DeKALB – NIU’s Asian American Certificate Program hosted their last AACP lecture of the semester. The discussion covered Burmese culture and NIU’s Burman Art Collection from 5 p.m. to 6 p.m. Tuesday at the Asian American Resource Center.
The roundtable discussion was led by the Director of NIU’s Center for Burma Studies and associate history professor Aurore Candier. The panelists included both scholars and NIU students.
Candier began the discussion by highlighting the Burma Art Collection (BAC), which currently has items on display at the NIU art museum.
“Our main mission is to preserve and promote the Burma Art Collection,” Candier said. “That’s the reason the center was founded in 1986, because of this art collection.”
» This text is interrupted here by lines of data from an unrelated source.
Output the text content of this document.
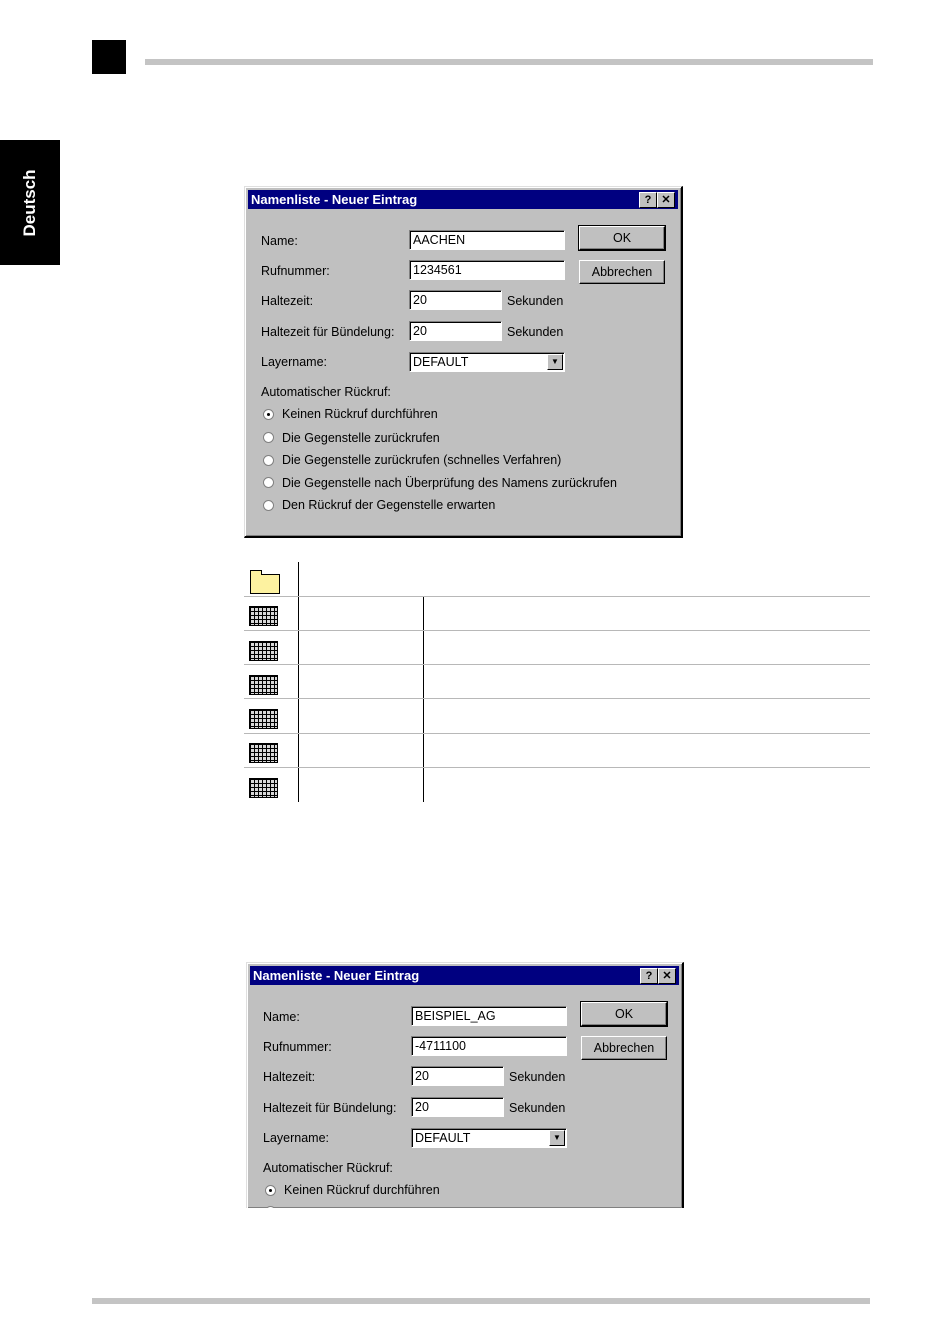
Deutsch	Namenliste - Neuer Eintrag	? ✕
Name:	AACHEN
Rufnummer:	1234561
Haltezeit:	20	Sekunden
Haltezeit für Bündelung:	20	Sekunden
Layername:	DEFAULT	▼
OK
Abbrechen
Automatischer Rückruf:
Keinen Rückruf durchführen
Die Gegenstelle zurückrufen
Die Gegenstelle zurückrufen (schnelles Verfahren)
Die Gegenstelle nach Überprüfung des Namens zurückrufen
Den Rückruf der Gegenstelle erwarten
Namenliste - Neuer Eintrag	? ✕
Name:	BEISPIEL_AG
Rufnummer:	-4711100
Haltezeit:	20	Sekunden
Haltezeit für Bündelung:	20	Sekunden
Layername:	DEFAULT	▼
OK
Abbrechen
Automatischer Rückruf:
Keinen Rückruf durchführen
In addition to maintaining and promoting the BAC, the Center for Burma Studies shares Burmese culture in other ways as well. The center publishes the Journal of Burma Studies, a peer-reviewed academic journal that focuses solely on Burma, where one can learn about Burma and Myanmar’s ethnic nationality and diasporic cultures, through a variety of disciplines like economics and religious studies.
They also host the International Burma Studies Conference every two years. This conference lasts three days and consists of Burmese art exhibits, panels and music. The last conference was hosted at NIU in 2025.
Panelist Catherine Raymond, professor emerita of NIU and former director of the Center for Burma Studies, proposed a question: Is repatriation part of decolonizing museum practices?
Raymond said that it is. She referenced a 1,000-year-old Buddha statue that NIU rescued and returned to Myanmar after research proved the statue’s origin.
“Yes, of course it is,” Raymond said. “It’s part of history when you have a scholar doing all this research and showing that this Buddha was one of the rare 11 Buddha images existing in the 11th century in the first royal capital.”
Aye Myat Mon, PhD student panelist and president of the Burma Interest Association at NIU, discussed how culture is often overlooked when conflict is present.
“When we think about Barma, everybody thinks about conflicts and all the tragic moments in our country,” Mon said. “But what we did not see is our culture.”
Students interested in the Burma Interest Association can visit their page on Huskie Hub.
The NIU Art Museum, located on the first floor in Altgeld Hall, is currently hosting the art exhibition, “Legacies on Display: The Forbidden and Venerated Arts of Burma.” The exhibition will feature 19th and 20th century Burmese art and artifacts through May 9.